Si aggiunge, che “la carenza di legitimatio ad processum da parte del difensore carente di procura speciale poteva e doveva essere sanata in forza della nuova formulazione dell’art. 182 c.p.c., comma 2, innovata dalla L. 18 giugno 2009, n. 69.

Il ricorso è fondato e merita accoglimento.

Trova applicazione infatti, ratione temporis, nella vicenda in esame, l’art. 182 c.p.c., comma 2 (come novellato dalla L. n. 69 del 2009), secondo cui “quando rileva un difetto di rappresentanza, di assistenza o di autorizzazione ovvero un vizio che determina la nullità della procura al difensore, il giudice assegna alle parti un termine perentorio per la costituzione della persona alla quale spetta la rappresentanza o l’assistenza, per il rilascio delle necessarie autorizzazioni, ovvero per il rilascio della procura alle liti o per la rinnovazione della stessa. L’osservanza del termine sana i vizi e gli effetti sostanziali e processuali della domanda si producono sin dal momento della prima notificazione”.

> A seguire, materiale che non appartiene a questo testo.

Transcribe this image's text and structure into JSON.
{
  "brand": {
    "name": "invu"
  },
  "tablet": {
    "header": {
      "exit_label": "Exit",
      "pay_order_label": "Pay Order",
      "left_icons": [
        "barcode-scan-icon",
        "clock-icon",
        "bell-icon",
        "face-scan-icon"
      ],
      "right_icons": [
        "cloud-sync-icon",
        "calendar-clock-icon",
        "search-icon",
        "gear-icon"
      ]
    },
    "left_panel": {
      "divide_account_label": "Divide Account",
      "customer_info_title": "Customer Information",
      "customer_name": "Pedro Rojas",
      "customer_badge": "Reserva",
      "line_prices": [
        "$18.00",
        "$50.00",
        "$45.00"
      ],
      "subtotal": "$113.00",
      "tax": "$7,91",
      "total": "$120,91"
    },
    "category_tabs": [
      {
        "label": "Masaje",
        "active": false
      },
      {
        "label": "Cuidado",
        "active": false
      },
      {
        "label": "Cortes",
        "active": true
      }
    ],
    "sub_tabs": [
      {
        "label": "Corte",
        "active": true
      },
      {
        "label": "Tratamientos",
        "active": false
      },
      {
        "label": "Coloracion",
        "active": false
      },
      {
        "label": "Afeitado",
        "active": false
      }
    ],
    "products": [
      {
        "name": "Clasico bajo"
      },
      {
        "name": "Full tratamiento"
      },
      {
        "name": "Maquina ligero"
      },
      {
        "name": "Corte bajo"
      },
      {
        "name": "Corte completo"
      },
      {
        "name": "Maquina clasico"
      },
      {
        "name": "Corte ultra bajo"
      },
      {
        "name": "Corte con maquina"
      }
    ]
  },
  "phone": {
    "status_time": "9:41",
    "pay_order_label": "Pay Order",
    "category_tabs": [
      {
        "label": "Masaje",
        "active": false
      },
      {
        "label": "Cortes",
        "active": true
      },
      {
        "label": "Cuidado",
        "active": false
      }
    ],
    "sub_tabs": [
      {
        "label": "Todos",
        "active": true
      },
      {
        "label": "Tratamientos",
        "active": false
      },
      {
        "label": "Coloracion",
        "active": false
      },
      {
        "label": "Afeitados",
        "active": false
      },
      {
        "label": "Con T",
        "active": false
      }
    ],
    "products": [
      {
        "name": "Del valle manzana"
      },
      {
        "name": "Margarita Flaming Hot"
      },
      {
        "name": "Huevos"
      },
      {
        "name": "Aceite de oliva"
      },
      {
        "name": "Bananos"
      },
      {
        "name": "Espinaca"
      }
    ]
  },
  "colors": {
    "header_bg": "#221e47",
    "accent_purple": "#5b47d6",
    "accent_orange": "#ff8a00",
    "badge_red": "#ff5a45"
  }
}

Pertanto, in applicazione del principio di conservazione degli atti giuridici, anche di natura processuale, detta disposizione obbliga il giudice, in presenza della rilevazione di un vizio della procura (d’ufficio o su eccezione di parte), a provvedere in ordine alla sanatoria dello stesso (con evidente equiparazione della nullità della procura ad litem al difetto di rappresentanza processuale con conseguente sanatoria ad efficacia retroattiva).

Censurabile è dunque la decisione impugnata là dove ha dichiarato inammissibile il ricorso del G..

P.Q.M.

La Corte, pronunciando a Sezioni Unite, accoglie il ricorso; cassa l’impugnata decisione e rinvia al Consiglio nazionale forense.

Così deciso in Roma, il 15 novembre 2011.